Oysa Allahın tabiata serpiştirdiği şekerler gayet çok…Körlük başka şeylere benzemiyor.

Öğretmen önceden cebine koymuş olduğu şekerlerle çocuklara dönerek;

Benden isteyin bakalım çocuklar,deyince;Çocuklar hep bir ağızdan;

-Öğretmenim şeker,öğretmenim şeker.

Ve öğretmen şekerleri çocuklara dağıtıyor…Kusmuğuyla birlikte…

Oysa bir köy muhtarsız olmaz,bir iğne ustasız olmaz,bir kitap katipsiz olmaz,bir ilçe kaymakamsız olmaz,bir şehir valisiz olmaz,bir devlet başbakansız olmaz,bir sanat sanatkarsız olmaz,bir matbaa matbaacısız olmaz,kısaca hiçbir şey yapanı olmadan olmazken;nasıl olurda bu alem sahibsiz olur,yaratansız olur?...

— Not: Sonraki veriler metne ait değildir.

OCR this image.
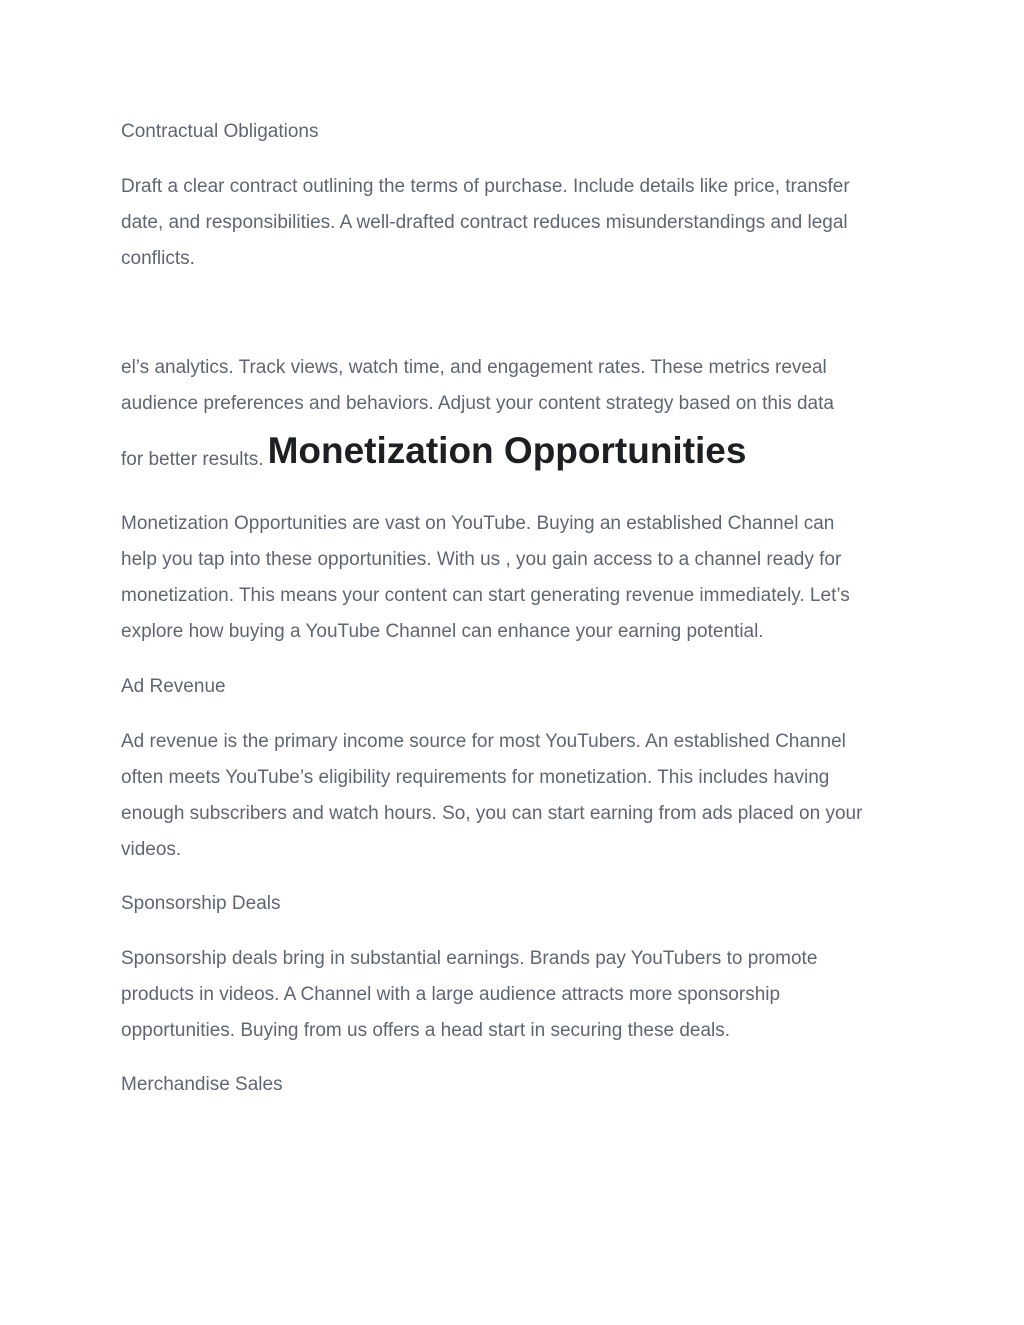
Contractual Obligations
Draft a clear contract outlining the terms of purchase. Include details like price, transfer
date, and responsibilities. A well-drafted contract reduces misunderstandings and legal
conflicts.
el’s analytics. Track views, watch time, and engagement rates. These metrics reveal
audience preferences and behaviors. Adjust your content strategy based on this data
for better results. Monetization Opportunities
Monetization Opportunities are vast on YouTube. Buying an established Channel can
help you tap into these opportunities. With us , you gain access to a channel ready for
monetization. This means your content can start generating revenue immediately. Let’s
explore how buying a YouTube Channel can enhance your earning potential.
Ad Revenue
Ad revenue is the primary income source for most YouTubers. An established Channel
often meets YouTube’s eligibility requirements for monetization. This includes having
enough subscribers and watch hours. So, you can start earning from ads placed on your
videos.
Sponsorship Deals
Sponsorship deals bring in substantial earnings. Brands pay YouTubers to promote
products in videos. A Channel with a large audience attracts more sponsorship
opportunities. Buying from us offers a head start in securing these deals.
Merchandise Sales
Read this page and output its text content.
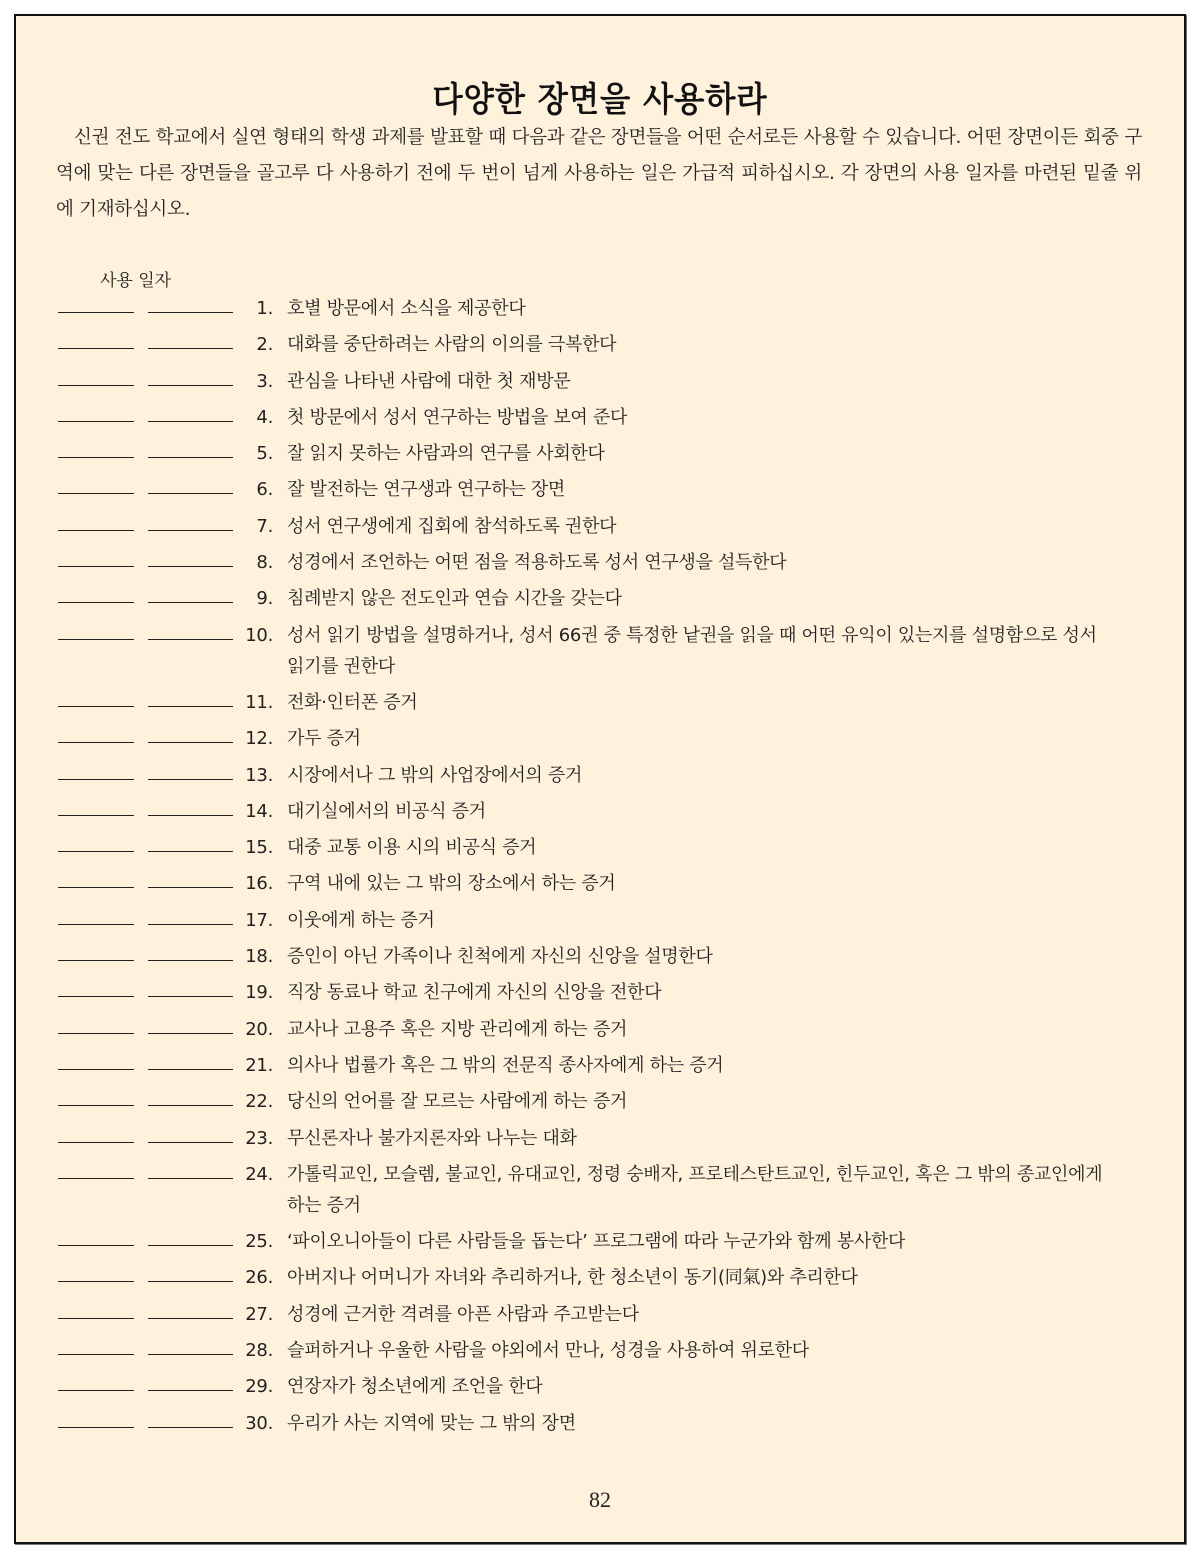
다양한 장면을 사용하라
신권 전도 학교에서 실연 형태의 학생 과제를 발표할 때 다음과 같은 장면들을 어떤 순서로든 사용할 수 있습니다. 어떤 장면이든 회중 구역에 맞는 다른 장면들을 골고루 다 사용하기 전에 두 번이 넘게 사용하는 일은 가급적 피하십시오. 각 장면의 사용 일자를 마련된 밑줄 위에 기재하십시오.
사용 일자
1. 호별 방문에서 소식을 제공한다
2. 대화를 중단하려는 사람의 이의를 극복한다
3. 관심을 나타낸 사람에 대한 첫 재방문
4. 첫 방문에서 성서 연구하는 방법을 보여 준다
5. 잘 읽지 못하는 사람과의 연구를 사회한다
6. 잘 발전하는 연구생과 연구하는 장면
7. 성서 연구생에게 집회에 참석하도록 권한다
8. 성경에서 조언하는 어떤 점을 적용하도록 성서 연구생을 설득한다
9. 침례받지 않은 전도인과 연습 시간을 갖는다
10. 성서 읽기 방법을 설명하거나, 성서 66권 중 특정한 낱권을 읽을 때 어떤 유익이 있는지를 설명함으로 성서 읽기를 권한다
11. 전화·인터폰 증거
12. 가두 증거
13. 시장에서나 그 밖의 사업장에서의 증거
14. 대기실에서의 비공식 증거
15. 대중 교통 이용 시의 비공식 증거
16. 구역 내에 있는 그 밖의 장소에서 하는 증거
17. 이웃에게 하는 증거
18. 증인이 아닌 가족이나 친척에게 자신의 신앙을 설명한다
19. 직장 동료나 학교 친구에게 자신의 신앙을 전한다
20. 교사나 고용주 혹은 지방 관리에게 하는 증거
21. 의사나 법률가 혹은 그 밖의 전문직 종사자에게 하는 증거
22. 당신의 언어를 잘 모르는 사람에게 하는 증거
23. 무신론자나 불가지론자와 나누는 대화
24. 가톨릭교인, 모슬렘, 불교인, 유대교인, 정령 숭배자, 프로테스탄트교인, 힌두교인, 혹은 그 밖의 종교인에게 하는 증거
25. ‘파이오니아들이 다른 사람들을 돕는다’ 프로그램에 따라 누군가와 함께 봉사한다
26. 아버지나 어머니가 자녀와 추리하거나, 한 청소년이 동기(同氣)와 추리한다
27. 성경에 근거한 격려를 아픈 사람과 주고받는다
28. 슬퍼하거나 우울한 사람을 야외에서 만나, 성경을 사용하여 위로한다
29. 연장자가 청소년에게 조언을 한다
30. 우리가 사는 지역에 맞는 그 밖의 장면
82
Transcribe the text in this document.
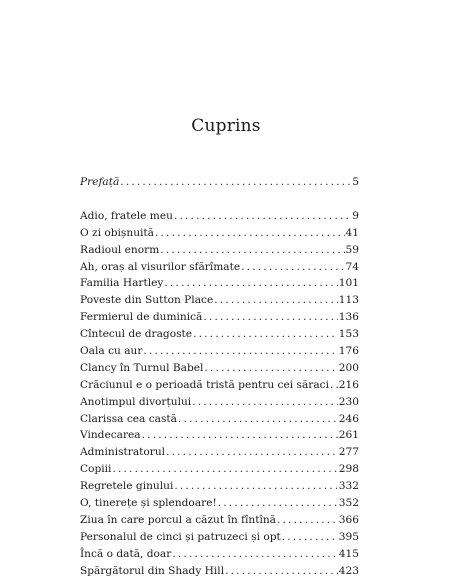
Cuprins
Prefață . . .	5
Adio, fratele meu . . .	9
O zi obișnuită . . .	41
Radioul enorm . . .	59
Ah, oraș al visurilor sfărîmate . . .	74
Familia Hartley . . .	101
Poveste din Sutton Place . . .	113
Fermierul de duminică . . .	136
Cîntecul de dragoste . . .	153
Oala cu aur . . .	176
Clancy în Turnul Babel . . .	200
Crăciunul e o perioadă tristă pentru cei săraci . . . 216
Anotimpul divorțului . . .	230
Clarissa cea castă . . .	246
Vindecarea . . .	261
Administratorul . . .	277
Copiii . . .	298
Regretele ginului . . .	332
O, tinerețe și splendoare! . . .	352
Ziua în care porcul a căzut în fîntînă . . .	366
Personalul de cinci și patruzeci și opt . . .	395
Încă o dată, doar . . .	415
Spărgătorul din Shady Hill . . .	423
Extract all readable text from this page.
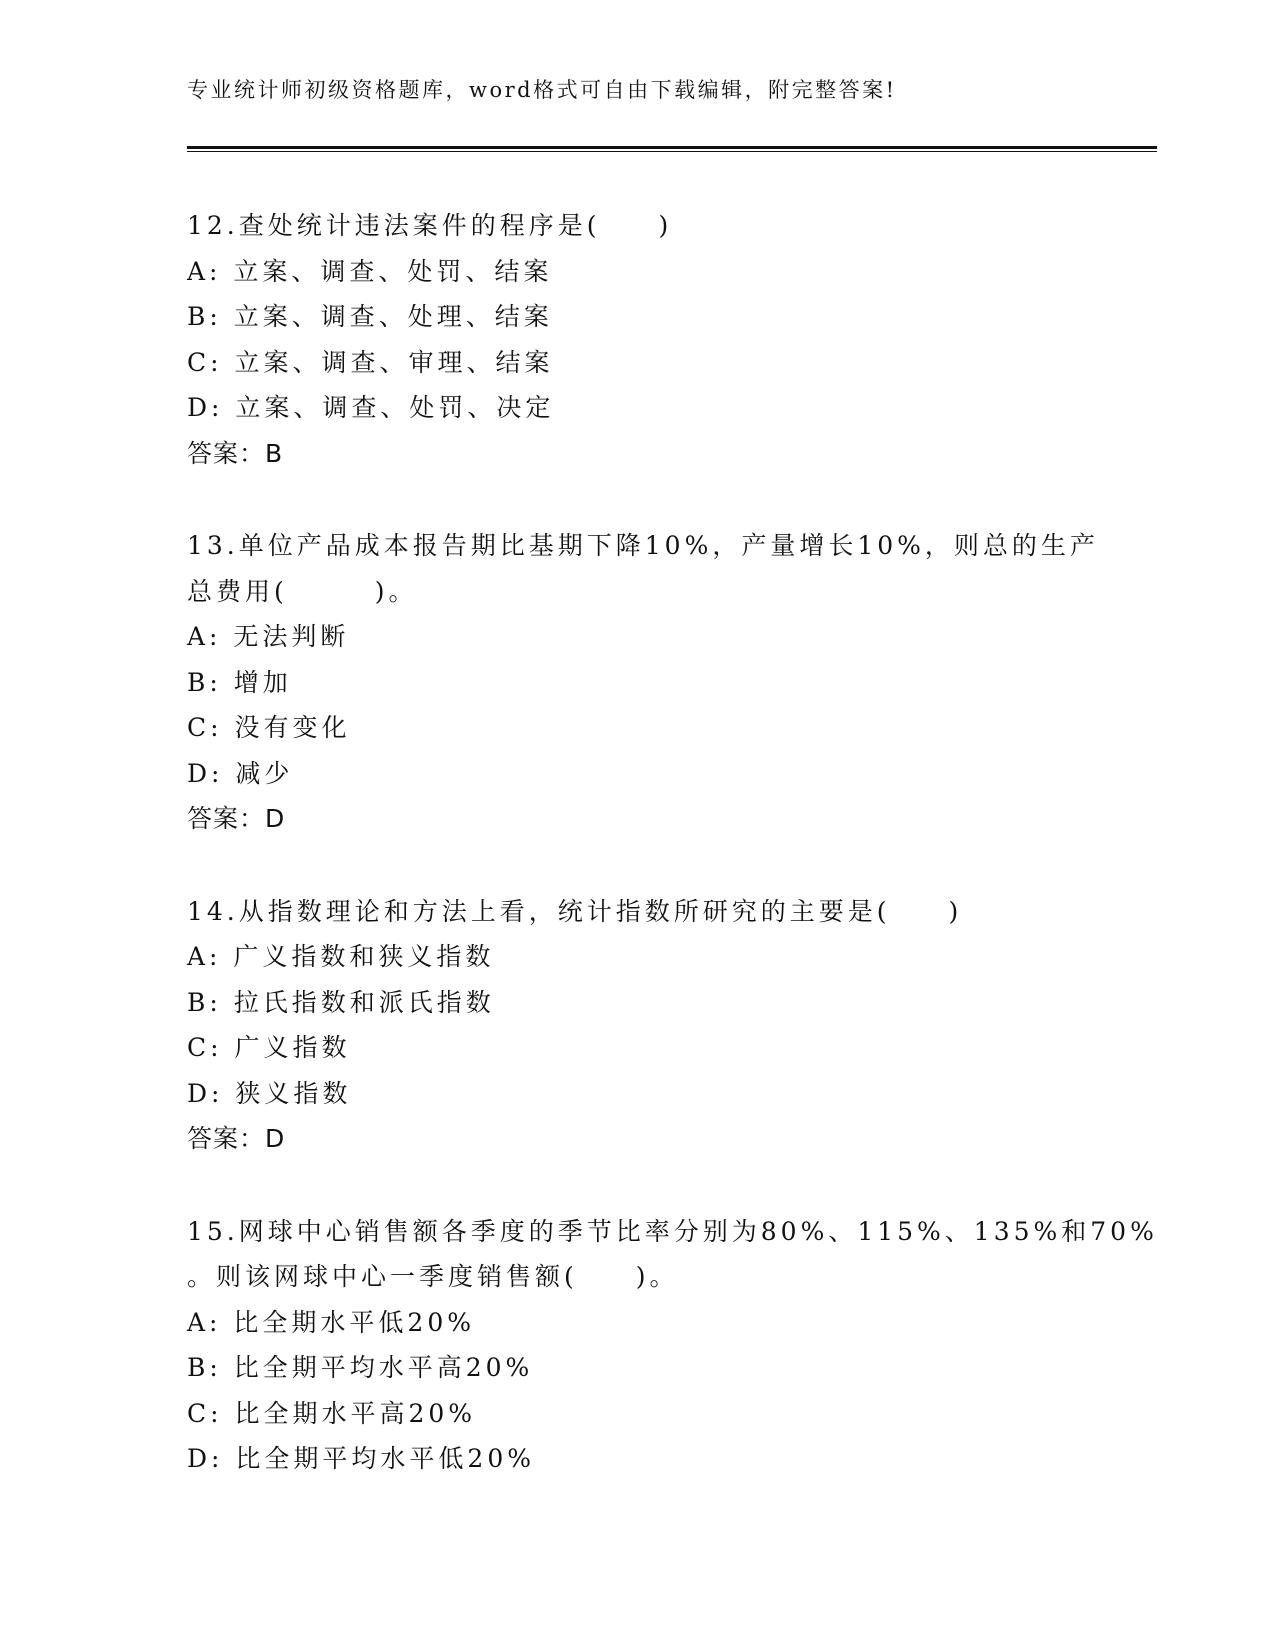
专业统计师初级资格题库，word格式可自由下载编辑，附完整答案!
12.查处统计违法案件的程序是(　　)
A: 立案、调查、处罚、结案
B: 立案、调查、处理、结案
C: 立案、调查、审理、结案
D: 立案、调查、处罚、决定
答案：B
13.单位产品成本报告期比基期下降10%，产量增长10%，则总的生产
总费用(　　　)。
A: 无法判断
B: 增加
C: 没有变化
D: 减少
答案：D
14.从指数理论和方法上看，统计指数所研究的主要是(　　)
A: 广义指数和狭义指数
B: 拉氏指数和派氏指数
C: 广义指数
D: 狭义指数
答案：D
15.网球中心销售额各季度的季节比率分别为80%、115%、135%和70%
。则该网球中心一季度销售额(　　)。
A: 比全期水平低20%
B: 比全期平均水平高20%
C: 比全期水平高20%
D: 比全期平均水平低20%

Bizim torun buna bu cevabları genişçe veriyor ve inadından dolayı da gerekli mercilere bu durumu bildirerek cezalandırılıyor.

 

********************   

 

Bizim torun aktiftir maşallah.Yine bir gün şöyle bir olayla karşılaşıyor…

Küçük olan ilçede,lisenin dışında sanat okuluna da ders vermeye gidiyor.Aynı kendi okullarında bir bayan hanımda o okula gitmekte.

Bir gün öğrenciler bayan öğretmenin kendilerine Allahın olmadığından bahsettiğini söylüyorlar.

Onlara var olduğunu anlattıktan sonra,birazda heyecanın verdiği etkiyle,biran evvel okula gidip o bayanla görüşmeyi düşünüyor.

Öğle arası okula vardığında o bayan öğretmen,öğretmenler odasında tek başına oturmaktadır.

Heh tam da sırası…

-Hoca hanım,sanat okulundaki bazı öğrenciler sizin derste Allahın olmadığından bahsettiğinizi söylediler.Acaba bir doğruluğu var mı?

Hocanın bizim toruna verdiği cevab gayet manidar;

-Aaa Mehmet Bey,siz Konyayı bilirsiniz,ben Konyalıyım,hiç öyle şey olur mu?

Oysa bu öğretmen söyleyecek biri olmasına rağmen,Konyalı olduğu için söylememiş olduğunu söyledi.